Connecticut’s allocation of the Coronavirus Relief Fund was $1.4 billion. The state is required to use the money to pay allowable expenses incurred by cities and towns with populations of fewer than 500,000 residents. That’s all 169 Connecticut cities and towns. Larger municipalities can apply directly to the U.S. Treasury for aid
The U.S. Treasury has released at least half of the money in the fund, but Connecticut and other states — as well as towns like Bethel — are thwarted by the strings attached to the federal help.
Federal regulations say the money can only be spent on “necessary expenditures” incurred after March 1 that were not accounted for by state and local governments as of March 27, the date the CARES Act was enacted. And the money cannot be used to make up for lost revenues.

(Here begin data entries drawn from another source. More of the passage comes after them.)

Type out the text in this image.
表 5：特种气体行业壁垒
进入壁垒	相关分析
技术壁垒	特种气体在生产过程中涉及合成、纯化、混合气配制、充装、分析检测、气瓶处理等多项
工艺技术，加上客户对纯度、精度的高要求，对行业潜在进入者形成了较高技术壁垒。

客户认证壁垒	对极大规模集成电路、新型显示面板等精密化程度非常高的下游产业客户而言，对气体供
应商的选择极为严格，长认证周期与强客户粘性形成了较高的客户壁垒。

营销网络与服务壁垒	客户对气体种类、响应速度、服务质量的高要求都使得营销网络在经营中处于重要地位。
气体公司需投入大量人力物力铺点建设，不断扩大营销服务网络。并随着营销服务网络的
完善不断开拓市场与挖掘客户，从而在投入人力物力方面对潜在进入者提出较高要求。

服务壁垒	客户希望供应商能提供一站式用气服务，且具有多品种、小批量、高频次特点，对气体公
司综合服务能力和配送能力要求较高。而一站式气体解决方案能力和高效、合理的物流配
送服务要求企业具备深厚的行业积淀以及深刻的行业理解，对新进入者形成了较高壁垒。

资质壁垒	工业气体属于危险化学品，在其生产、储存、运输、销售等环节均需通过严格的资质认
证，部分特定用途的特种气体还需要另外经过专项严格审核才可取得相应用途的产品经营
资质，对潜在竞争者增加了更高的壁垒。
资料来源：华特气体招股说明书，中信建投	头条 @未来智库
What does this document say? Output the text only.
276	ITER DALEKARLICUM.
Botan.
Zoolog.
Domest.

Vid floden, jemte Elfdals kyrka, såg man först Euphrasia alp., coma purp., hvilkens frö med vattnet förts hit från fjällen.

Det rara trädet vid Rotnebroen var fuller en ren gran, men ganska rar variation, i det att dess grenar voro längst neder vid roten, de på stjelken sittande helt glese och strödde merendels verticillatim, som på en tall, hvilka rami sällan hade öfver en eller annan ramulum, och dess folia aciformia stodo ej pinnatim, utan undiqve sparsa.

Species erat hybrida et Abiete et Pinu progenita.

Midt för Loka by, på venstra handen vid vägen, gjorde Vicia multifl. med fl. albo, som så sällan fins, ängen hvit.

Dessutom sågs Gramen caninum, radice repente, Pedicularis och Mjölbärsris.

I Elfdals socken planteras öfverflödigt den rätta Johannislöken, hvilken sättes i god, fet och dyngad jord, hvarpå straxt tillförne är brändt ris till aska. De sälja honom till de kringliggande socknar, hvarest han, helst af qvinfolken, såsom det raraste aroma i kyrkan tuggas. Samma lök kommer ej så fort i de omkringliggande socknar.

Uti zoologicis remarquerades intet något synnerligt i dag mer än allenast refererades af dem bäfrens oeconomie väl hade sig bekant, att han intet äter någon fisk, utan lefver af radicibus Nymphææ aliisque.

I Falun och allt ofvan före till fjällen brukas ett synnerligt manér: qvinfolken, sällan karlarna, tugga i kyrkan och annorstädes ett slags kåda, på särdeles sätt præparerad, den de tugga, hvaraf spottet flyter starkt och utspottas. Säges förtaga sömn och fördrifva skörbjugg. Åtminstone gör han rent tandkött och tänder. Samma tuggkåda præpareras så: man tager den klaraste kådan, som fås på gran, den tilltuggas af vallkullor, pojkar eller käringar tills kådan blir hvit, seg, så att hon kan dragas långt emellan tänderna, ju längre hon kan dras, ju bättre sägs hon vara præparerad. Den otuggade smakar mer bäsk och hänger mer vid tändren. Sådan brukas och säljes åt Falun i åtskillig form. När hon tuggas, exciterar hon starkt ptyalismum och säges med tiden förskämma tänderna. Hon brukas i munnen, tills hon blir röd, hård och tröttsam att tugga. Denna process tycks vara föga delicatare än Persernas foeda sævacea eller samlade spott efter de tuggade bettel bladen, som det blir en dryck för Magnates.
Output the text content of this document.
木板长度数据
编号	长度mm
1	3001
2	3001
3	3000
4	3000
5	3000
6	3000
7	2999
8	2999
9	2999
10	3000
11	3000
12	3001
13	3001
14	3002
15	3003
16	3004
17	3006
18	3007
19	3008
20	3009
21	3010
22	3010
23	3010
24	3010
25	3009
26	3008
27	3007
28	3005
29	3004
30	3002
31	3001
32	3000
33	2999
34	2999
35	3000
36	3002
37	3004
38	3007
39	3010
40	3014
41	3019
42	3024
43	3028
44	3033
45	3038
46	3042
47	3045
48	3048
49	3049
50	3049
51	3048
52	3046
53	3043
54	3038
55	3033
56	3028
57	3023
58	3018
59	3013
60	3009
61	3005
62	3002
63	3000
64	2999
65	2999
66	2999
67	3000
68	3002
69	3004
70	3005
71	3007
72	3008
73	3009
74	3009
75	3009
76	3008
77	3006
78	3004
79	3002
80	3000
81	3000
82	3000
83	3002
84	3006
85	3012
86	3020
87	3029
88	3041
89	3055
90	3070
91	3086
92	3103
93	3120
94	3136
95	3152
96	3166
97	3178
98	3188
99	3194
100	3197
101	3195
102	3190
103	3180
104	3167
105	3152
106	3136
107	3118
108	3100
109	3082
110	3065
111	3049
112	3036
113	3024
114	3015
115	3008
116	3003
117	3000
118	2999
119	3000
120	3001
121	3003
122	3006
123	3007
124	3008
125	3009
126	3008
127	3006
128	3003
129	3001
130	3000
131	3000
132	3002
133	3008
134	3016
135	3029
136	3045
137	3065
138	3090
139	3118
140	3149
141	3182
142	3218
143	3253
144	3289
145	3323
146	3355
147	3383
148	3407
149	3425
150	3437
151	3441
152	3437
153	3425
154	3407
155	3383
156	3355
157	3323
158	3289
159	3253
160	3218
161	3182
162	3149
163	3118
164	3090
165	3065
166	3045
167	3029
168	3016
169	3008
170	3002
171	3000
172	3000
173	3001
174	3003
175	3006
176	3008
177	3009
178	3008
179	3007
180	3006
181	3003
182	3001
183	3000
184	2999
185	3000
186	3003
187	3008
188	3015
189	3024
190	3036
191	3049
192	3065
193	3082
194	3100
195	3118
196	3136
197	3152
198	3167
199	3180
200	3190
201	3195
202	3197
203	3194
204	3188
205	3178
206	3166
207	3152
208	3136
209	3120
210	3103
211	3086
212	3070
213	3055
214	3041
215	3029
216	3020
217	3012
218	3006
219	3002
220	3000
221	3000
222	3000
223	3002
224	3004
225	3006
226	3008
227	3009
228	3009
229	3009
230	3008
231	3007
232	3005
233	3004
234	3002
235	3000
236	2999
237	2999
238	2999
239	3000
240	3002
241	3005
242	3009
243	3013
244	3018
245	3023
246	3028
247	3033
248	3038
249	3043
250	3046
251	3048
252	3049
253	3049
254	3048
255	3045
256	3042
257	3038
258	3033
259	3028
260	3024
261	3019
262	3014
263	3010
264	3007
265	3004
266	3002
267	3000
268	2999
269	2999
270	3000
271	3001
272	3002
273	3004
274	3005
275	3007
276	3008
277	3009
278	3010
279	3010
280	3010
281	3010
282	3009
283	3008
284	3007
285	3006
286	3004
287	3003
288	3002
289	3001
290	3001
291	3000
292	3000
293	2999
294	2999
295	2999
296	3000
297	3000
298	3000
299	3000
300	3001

The National Governors Association has taken a lead in a fight to would give states and local governments more flexibility in the use of those stimulus funds. It insists $500 billion more is needed to help state and local governments balance their budgets.
The Connecticut Conference of Municipalities has joined the NGA’s effort, and is pressing for a ruling that much smaller towns — those with more than 50,000 residents — be able to apply directly to the U.S. Treasury for aid and not have to go hat-in-hand to the governor’s office.
“There has been progress made in gaining support for additional direct funding for states, as well as critical support for direct funding for municipalities with populations in excess of 50,000,” said Joe DeLong, CCM Executive Director. “We are continuing to push for direct funding for all local governments.”
Besides pushing for more money for the nation’s cities and states, DeLong said he is also “continuing to urge Governor Lamont to share a portion of the $1.38 billion in revenues received from the Coronavirus Relief Fund.”
The governor’s office did not respond to questions about sharing the stimulus money.
A partisan turn
Meanwhile, the fight over more money for state and local governments has taken a decidedly partisan turn in Washington D.C.
Republicans say the state and local governments do not need the money – especially for those “blue” states they say misuse resources on generous social services and employee pensions.
On Wednesday, the top Republican on the House Ways and Means Committee, Rep. Kevin Brady of Texas, said Congress has already given more than $700 billion to state and local governments, when federal unemployment money, pandemic education aid, money to local hospitals and other new federal stimulus programs is added up.
But Democrats insist billions more dollars must be added to the Coronavirus Relief Fund in the next stimulus bill.
Sen. Chris Murphy, D-Conn., this week mocked “red” state lawmakers like Sens. Mitch McConnell, R-Ky. and Rick Scott, R-Fla. and Florida Gov. Ron DeSantis for saying states like New York, Connecticut and New Jersey do not need or deserve any more federal aid.
“Kentucky gets $45 BILLION more in federal funding than they pay in taxes. New York pays $21 BILLION more in taxes than they get from the feds,” Murphy tweeted. “ So effectively every year NY writes a $21B check to KY. But helping pay for pandemic response is a blue state bailout. Got it.”
McConnell last week said the law should be changed to allow states like Connecticut and Illinois to apply for bankruptcy. But the Senate Majority Leader softened his tone on Wednesday.
He said he is “open” to considering additional funds for state and local governments in the next coronavirus relief bill. But he’s likely to insist on a condition – that the next package must also include federal liability protections from what he warned will be an “avalanche” of lawsuits against businesses that reopen during the pandemic.
Several Democrats have opposed this liability shield, saying taxpayers would unfairly bail out businesses in “red” states that reopen before it’s safe to do so.